João Ninguém, menos conhecido que o Juca Pato, mas talvez mais simbólico do que seu irmão, foi o título que escolhemos para relembrar Belmonte, às vésperas de mais uma entrega do “Juca Pato”.

Antes da publicação, consultamos as livrarias online para conferir quais obras de Belmonte estariam disponíveis. Nenhuma. Só encontramos uma homenagem que lhe foi prestada em 1996, centenário de seu nascimento, com a edição de “Belmonte: 100 Anos” [CARVALL, Editora SENAC, ISBN 8573590076], que o website da Livraria Cultura dá como esgotado (em outros parece estar ainda disponível) e que, com maiores ou menores variantes, é mencionado como “Livro de arte comemorativo devido ao centenário de nascimento do chargista Belmonte. Traz suas principais obras, em uma edição bem cuidada.”

Injustiça total!
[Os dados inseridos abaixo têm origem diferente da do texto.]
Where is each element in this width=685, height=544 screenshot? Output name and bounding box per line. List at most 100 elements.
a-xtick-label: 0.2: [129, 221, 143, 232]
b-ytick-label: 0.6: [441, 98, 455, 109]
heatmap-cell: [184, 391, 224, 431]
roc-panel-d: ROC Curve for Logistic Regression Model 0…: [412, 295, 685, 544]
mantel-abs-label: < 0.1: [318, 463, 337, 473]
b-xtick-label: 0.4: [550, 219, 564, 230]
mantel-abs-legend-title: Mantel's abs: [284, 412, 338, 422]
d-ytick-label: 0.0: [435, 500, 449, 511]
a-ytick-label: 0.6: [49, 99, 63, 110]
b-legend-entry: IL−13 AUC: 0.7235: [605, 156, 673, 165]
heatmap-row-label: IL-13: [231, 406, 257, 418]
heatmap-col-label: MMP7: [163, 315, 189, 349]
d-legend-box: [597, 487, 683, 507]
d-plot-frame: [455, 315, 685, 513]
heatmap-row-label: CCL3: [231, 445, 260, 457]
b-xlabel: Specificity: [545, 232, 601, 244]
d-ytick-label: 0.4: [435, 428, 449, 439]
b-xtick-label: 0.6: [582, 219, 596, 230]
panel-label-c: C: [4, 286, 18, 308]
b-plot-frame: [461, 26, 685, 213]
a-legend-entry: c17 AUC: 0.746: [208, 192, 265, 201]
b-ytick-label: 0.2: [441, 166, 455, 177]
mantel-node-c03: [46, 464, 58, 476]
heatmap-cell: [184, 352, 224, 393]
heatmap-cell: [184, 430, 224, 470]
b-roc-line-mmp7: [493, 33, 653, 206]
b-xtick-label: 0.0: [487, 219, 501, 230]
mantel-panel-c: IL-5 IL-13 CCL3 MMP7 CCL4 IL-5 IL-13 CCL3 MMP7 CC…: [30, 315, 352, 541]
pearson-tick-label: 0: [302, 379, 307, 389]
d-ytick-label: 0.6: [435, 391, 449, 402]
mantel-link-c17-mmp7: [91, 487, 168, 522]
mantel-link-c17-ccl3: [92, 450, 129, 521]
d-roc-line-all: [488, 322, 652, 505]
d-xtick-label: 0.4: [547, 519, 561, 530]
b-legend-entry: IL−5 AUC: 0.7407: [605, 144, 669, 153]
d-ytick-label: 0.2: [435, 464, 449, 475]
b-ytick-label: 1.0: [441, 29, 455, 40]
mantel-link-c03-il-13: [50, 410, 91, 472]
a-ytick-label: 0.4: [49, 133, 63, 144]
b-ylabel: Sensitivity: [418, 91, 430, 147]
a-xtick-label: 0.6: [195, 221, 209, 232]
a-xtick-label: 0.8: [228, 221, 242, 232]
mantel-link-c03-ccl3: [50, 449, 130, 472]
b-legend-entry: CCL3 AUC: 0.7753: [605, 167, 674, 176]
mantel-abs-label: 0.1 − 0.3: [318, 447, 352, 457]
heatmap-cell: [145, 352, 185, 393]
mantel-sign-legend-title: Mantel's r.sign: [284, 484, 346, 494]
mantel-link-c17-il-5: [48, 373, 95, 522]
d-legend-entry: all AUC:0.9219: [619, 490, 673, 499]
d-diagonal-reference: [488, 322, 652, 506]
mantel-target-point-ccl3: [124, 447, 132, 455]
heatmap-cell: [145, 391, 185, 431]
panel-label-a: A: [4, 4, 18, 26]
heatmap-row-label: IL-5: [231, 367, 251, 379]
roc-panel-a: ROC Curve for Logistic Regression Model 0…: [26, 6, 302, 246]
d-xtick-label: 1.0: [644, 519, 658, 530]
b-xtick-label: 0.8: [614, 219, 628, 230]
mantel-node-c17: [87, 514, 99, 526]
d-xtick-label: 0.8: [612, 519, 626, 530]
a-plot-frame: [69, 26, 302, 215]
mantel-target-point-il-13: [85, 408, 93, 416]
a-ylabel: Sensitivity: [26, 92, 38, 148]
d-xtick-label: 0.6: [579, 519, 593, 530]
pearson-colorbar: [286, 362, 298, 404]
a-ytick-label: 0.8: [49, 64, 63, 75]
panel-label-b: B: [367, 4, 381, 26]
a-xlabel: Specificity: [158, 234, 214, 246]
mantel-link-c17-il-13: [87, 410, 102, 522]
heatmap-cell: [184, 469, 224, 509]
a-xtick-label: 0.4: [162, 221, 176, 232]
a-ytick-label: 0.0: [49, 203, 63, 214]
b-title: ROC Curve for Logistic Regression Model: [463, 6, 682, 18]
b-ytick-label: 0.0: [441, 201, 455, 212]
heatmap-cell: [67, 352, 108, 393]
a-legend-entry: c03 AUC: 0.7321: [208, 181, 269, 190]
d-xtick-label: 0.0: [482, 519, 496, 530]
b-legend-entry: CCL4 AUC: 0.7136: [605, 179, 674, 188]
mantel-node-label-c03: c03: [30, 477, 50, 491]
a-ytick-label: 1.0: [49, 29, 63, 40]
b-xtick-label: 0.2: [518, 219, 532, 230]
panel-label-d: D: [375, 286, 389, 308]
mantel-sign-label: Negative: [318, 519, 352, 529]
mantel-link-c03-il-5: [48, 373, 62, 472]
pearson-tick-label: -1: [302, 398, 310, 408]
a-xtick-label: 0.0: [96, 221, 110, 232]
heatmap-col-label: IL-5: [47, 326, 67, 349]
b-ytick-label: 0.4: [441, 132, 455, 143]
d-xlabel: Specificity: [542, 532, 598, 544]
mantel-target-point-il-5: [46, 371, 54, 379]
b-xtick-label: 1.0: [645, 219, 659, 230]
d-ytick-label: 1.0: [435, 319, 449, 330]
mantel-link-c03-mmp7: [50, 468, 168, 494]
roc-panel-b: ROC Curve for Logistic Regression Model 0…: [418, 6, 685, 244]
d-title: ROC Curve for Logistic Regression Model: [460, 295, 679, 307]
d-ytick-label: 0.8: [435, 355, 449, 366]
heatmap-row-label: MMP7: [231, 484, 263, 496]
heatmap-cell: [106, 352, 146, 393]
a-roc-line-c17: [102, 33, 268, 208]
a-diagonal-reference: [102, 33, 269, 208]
Um livro de menos de 100 páginas não poderia conter, jamais, as principais obras de Belmonte! Talvez algumas charges e ilustrações; importantes, sem dúvida, mas que nunca, jamais, em tempo algum, retratariam às novas gerações tudo o que foi e representou Belmonte para as letras nacionais. Um aperitivo, não mais.

Só na edição de Idéias de João Ninguém são mencionadas as seguintes obras do autor: Angústias de Juca Pato (álbum de caricaturas políticas), O Amor Através dos Séculos (álbum de desenhos humorísticos), Assim Falou Juca Pato (coletânea de crônicas humorísticas), e o lançamento de A “Realidade Brasileira” (álbum de caricaturas políticas), Bandeiras e Bandeirantes (crônicas históricas ilustradas pelo autor) e uma História de São Paulo (em desenhos, para crianças).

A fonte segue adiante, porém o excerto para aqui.